Weniger Unfälle und Ausfallzeiten: Module Health und Safety ergänzen Optifleet

Beim Nutzfahrzeughersteller Renault Trucks ergänzen zwei neue Module die Flottenmanagementlösung Optifleet. Health und Safety sollen Unfälle verhindern und ungeplante Ausfallzeiten reduzieren.

Über insgesamt fünf Module, die sich laut Renault unabhängig voneinander aktivieren lassen, verfügt Optifleet nun. (Foto: Renault Trucks)
Über insgesamt fünf Module, die sich laut Renault unabhängig voneinander aktivieren lassen, verfügt Optifleet nun. (Foto: Renault Trucks)
Tobias Schweikl
(erschienen bei Transport von Anna Barbara Brüggmann)

Die Flottenmanagementlösung Optifleet von Renault Trucks erhält zwei neue Module namens Health und Safety. Sie sollen dazu dienen, Unfälle und ungeplante Ausfallzeiten zu reduzieren. Optifleet hat nun fünf Module.

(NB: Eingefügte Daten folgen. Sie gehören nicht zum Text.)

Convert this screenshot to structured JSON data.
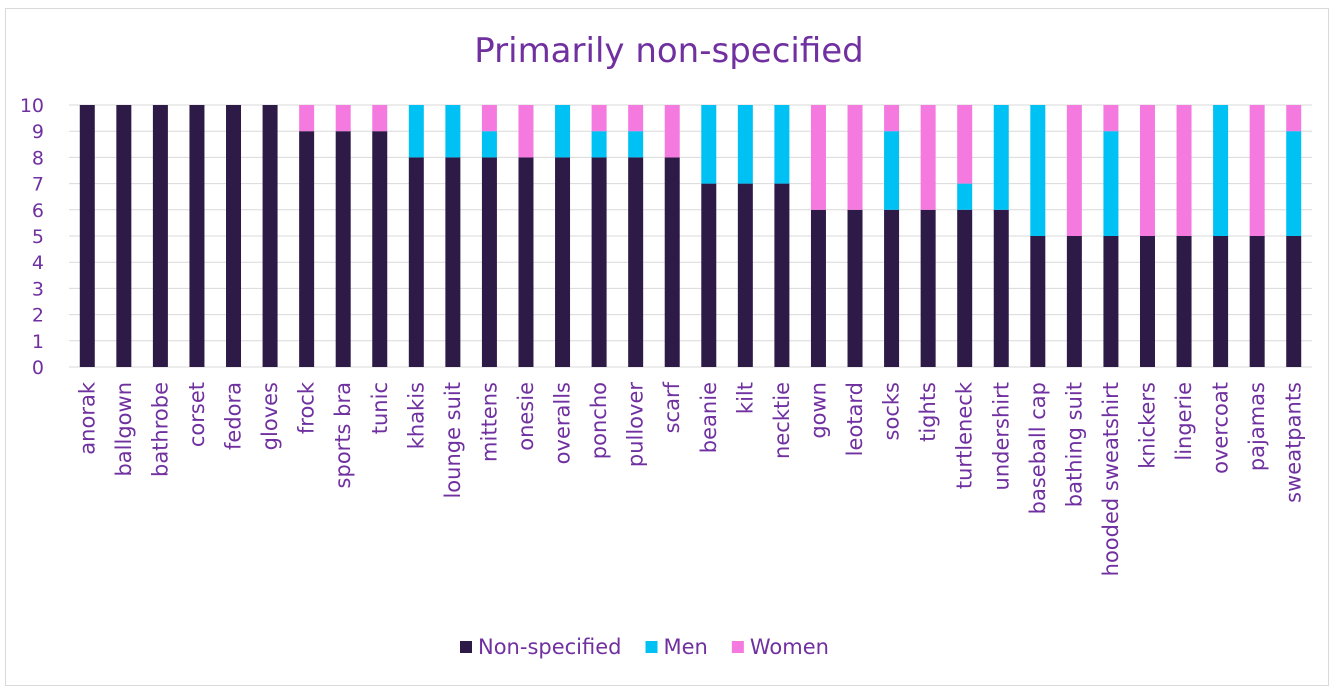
{
  "chart_data": {
    "type": "bar",
    "stacked": true,
    "title": "Primarily non-specified",
    "xlabel": "",
    "ylabel": "",
    "ylim": [
      0,
      10
    ],
    "yticks": [
      0,
      1,
      2,
      3,
      4,
      5,
      6,
      7,
      8,
      9,
      10
    ],
    "grid": true,
    "legend_position": "bottom",
    "categories": [
      "anorak",
      "ballgown",
      "bathrobe",
      "corset",
      "fedora",
      "gloves",
      "frock",
      "sports bra",
      "tunic",
      "khakis",
      "lounge suit",
      "mittens",
      "onesie",
      "overalls",
      "poncho",
      "pullover",
      "scarf",
      "beanie",
      "kilt",
      "necktie",
      "gown",
      "leotard",
      "socks",
      "tights",
      "turtleneck",
      "undershirt",
      "baseball cap",
      "bathing suit",
      "hooded sweatshirt",
      "knickers",
      "lingerie",
      "overcoat",
      "pajamas",
      "sweatpants"
    ],
    "series": [
      {
        "name": "Non-specified",
        "color": "#2e1a47",
        "values": [
          10,
          10,
          10,
          10,
          10,
          10,
          9,
          9,
          9,
          8,
          8,
          8,
          8,
          8,
          8,
          8,
          8,
          7,
          7,
          7,
          6,
          6,
          6,
          6,
          6,
          6,
          5,
          5,
          5,
          5,
          5,
          5,
          5,
          5
        ]
      },
      {
        "name": "Men",
        "color": "#00c1f3",
        "values": [
          0,
          0,
          0,
          0,
          0,
          0,
          0,
          0,
          0,
          2,
          2,
          1,
          0,
          2,
          1,
          1,
          0,
          3,
          3,
          3,
          0,
          0,
          3,
          0,
          1,
          4,
          5,
          0,
          4,
          0,
          0,
          5,
          0,
          4
        ]
      },
      {
        "name": "Women",
        "color": "#f57ae0",
        "values": [
          0,
          0,
          0,
          0,
          0,
          0,
          1,
          1,
          1,
          0,
          0,
          1,
          2,
          0,
          1,
          1,
          2,
          0,
          0,
          0,
          4,
          4,
          1,
          4,
          3,
          0,
          0,
          5,
          1,
          5,
          5,
          0,
          5,
          1
        ]
      }
    ],
    "colors": {
      "title": "#7030a0",
      "text": "#7030a0",
      "grid": "#d9d9d9"
    }
  }
}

  • Das Modul Check soll Transportunternehmern dabei helfen, den Kraftstoff- und Energieverbrauch der Lkw zu kontrollieren und zu optimieren sowie die gesamten CO2-Emissionen zu reduzieren. Zudem lässt sich laut Herstellerangabe die Leistung der Fahrer in Bezug auf umweltbewusstes Fahren analysieren und deren Entwicklung verfolgen. Auch der Ladezustand der Batterien von E-Fahrzeugen soll sich damit in Echtzeit abrufen lassen.
  • Das Modul Map dient der Geolokalisierung von Lkw in Echtzeit. Dem Flottenmanager soll es helfen, die Touren zu optimieren und die Kunden über die genaue Ankunftszeit des Zustellers zu informieren.
  • Das Modul Drive bietet laut Renault die Möglichkeit, die Lenk- und Ruhezeiten der Fahrer zu verfolgen. Die Daten des Fahrtenschreibers und der Fahrerkarten können auch aus der Ferne heruntergeladen werden, so der Hersteller. Das soll die Administration vereinfachen.
  • Das neue Modul Health soll die Warn- und Kontrollleuchten, die auf den Fahrzeug-Displays erscheinen, übermitteln - per Echtzeitbenachrichtigung auf dem Optifleet-Portal beziehungsweise über eine E-Mail-Benachrichtigung. So soll der Fuhrparkmanager eine Planung der entsprechenden Wartungsarbeiten vornehmen und mögliche Ausfallzeiten der Lkw verhindern können.
  • Ebenfalls neu: das Modul Safety, welches Vorfälle bei den Sicherheitssystemen des Fahrzeugs, zum Beispiel beim Notbremsassistenten (AEBS), der elektronischen Stabilitätskontrolle (ESC) oder beim Spurhalteassistenten (LDWS) kontrollieren soll. Zudem erkennt es nach Angaben von Renault übermäßige Brems- beziehungsweise Beschleunigungsvorgänge. Die Daten werden wiederum in Echtzeit auf das Optifleet-Portal übertragen oder per E-Mail versandt und sollen eine objektive Analyse der Fahrweise ermöglichen. Dies dient laut Hersteller dazu, die Fahrer entsprechend zu sensibilisieren und zu einer Verringerung des Unfallrisikos und des vorzeitigen Verschleißes von Fahrzeugteilen beizutragen.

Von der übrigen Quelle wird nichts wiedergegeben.